Aside from the traditional power-ups hidden in puzzle rooms within the mineshaft, there’s the option to exchange the cash and orbs (a secondary currency found from certain mineral squares in the map) earned from mining for upgrades to one’s pickaxe and other mining equipment, as well as the standard health and fuel upgrades. The conceit of water being the fuel for the player’s mechanised tools, given the explicit premise that all characters in the game are steam-powered robots, is a wonderful one that serves to tie up the visual, aural and kinetic aesthetic of the game. This idea of aesthetic wholeness permeates the entirety of the game: this idea of “untouchedness”, that the mineshaft that the player descends has been untouched for aeons, is realised further by the trilobite-like enemies being encased within unmined blocks, only to be reawoken by the player’s actions and the changes to the type of the enemies that the player will faces as they descend further into the shaft, each core “area” embodying a temporal delineation in the formation of the shaft’s sediment.
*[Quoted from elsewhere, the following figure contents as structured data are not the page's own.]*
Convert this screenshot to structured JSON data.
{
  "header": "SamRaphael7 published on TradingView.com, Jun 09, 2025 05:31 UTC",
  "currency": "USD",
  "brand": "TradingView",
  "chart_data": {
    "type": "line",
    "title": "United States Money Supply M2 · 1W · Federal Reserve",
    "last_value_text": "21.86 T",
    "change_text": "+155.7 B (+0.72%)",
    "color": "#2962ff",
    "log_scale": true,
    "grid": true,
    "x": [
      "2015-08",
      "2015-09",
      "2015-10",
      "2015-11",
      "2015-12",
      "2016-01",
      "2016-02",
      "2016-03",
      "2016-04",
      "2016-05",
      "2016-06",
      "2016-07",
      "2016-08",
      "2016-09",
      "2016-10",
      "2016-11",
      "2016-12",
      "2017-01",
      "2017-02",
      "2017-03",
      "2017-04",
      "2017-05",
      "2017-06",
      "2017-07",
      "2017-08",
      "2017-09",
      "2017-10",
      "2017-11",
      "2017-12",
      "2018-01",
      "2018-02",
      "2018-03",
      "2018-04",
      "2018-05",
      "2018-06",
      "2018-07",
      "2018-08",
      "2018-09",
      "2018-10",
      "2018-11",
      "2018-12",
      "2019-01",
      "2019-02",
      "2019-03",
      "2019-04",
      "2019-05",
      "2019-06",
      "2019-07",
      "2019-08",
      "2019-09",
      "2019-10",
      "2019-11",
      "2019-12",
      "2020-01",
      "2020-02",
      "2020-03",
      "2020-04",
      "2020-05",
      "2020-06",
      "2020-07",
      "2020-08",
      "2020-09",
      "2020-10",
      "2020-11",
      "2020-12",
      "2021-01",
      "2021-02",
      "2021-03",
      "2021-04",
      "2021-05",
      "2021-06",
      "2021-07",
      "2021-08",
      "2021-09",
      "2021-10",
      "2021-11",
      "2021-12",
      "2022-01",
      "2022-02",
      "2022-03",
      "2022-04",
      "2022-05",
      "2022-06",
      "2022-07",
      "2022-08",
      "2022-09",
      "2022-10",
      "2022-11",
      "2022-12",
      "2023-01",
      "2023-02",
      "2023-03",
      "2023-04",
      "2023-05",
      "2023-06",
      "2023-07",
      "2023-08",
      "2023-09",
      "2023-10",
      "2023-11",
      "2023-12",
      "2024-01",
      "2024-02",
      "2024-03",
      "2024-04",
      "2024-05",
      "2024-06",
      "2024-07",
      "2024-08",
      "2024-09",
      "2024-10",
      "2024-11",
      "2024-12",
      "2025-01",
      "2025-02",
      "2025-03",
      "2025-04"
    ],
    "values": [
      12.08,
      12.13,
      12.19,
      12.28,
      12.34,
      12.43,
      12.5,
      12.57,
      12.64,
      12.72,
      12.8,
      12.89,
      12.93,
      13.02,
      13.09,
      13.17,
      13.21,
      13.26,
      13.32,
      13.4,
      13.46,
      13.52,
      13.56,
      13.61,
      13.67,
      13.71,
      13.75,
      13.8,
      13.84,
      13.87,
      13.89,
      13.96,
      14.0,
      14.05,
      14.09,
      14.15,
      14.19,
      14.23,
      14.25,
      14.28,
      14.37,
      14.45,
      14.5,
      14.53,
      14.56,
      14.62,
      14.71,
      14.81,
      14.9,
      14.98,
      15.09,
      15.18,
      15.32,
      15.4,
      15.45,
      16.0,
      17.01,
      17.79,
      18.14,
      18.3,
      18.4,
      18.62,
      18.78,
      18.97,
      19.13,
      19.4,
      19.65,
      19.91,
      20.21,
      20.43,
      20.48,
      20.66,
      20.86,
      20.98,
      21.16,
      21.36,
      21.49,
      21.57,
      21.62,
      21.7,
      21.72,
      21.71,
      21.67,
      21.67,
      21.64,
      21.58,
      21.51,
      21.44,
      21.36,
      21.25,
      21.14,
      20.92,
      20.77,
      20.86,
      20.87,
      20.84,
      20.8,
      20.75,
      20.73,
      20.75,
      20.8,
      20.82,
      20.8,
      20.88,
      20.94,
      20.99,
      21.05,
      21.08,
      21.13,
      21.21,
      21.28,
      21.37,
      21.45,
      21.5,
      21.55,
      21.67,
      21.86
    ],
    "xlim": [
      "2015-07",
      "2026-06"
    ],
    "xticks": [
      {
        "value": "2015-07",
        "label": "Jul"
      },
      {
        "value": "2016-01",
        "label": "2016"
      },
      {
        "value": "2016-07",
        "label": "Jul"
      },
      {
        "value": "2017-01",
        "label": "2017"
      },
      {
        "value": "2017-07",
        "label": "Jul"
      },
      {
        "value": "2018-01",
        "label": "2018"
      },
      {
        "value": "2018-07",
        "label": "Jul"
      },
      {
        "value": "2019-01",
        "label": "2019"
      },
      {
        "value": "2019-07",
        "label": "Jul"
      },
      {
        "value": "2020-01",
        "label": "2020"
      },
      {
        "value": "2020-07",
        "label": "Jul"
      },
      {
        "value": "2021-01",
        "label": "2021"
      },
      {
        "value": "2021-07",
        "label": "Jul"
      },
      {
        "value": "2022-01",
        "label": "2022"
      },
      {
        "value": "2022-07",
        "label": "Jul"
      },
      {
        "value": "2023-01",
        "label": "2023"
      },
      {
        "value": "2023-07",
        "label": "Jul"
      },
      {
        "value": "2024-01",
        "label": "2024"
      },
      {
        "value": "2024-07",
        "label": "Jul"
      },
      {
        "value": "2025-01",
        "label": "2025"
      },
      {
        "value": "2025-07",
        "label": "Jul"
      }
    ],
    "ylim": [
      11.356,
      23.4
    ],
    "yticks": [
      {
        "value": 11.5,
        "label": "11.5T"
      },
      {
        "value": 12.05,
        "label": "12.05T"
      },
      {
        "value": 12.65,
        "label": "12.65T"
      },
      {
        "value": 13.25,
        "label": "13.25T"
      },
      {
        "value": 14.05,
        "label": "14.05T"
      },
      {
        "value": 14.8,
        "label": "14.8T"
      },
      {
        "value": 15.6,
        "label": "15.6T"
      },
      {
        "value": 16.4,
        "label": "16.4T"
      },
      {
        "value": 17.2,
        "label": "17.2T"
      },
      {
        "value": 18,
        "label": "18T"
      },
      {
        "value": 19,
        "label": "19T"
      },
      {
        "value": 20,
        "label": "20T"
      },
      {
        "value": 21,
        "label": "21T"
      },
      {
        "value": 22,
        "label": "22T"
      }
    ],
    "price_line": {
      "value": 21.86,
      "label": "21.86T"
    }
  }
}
Steamworld Dig is a wonderfully constructed game in its genre: the nature of the player’s involvement with the environment captures more than most the idea of exploration, giving the player a near-blank canvas upon which to make one’s own mark and define one’s own traversal through a hostile environment. You can choose to fight or avoid skirmishes; to pursue a given item’s upgrade path or not; to brave further down the shaft or return to the surface: there’s not wrong way to play the game, and what’s left is a wonderful sandbox for one to dig around in at leisure.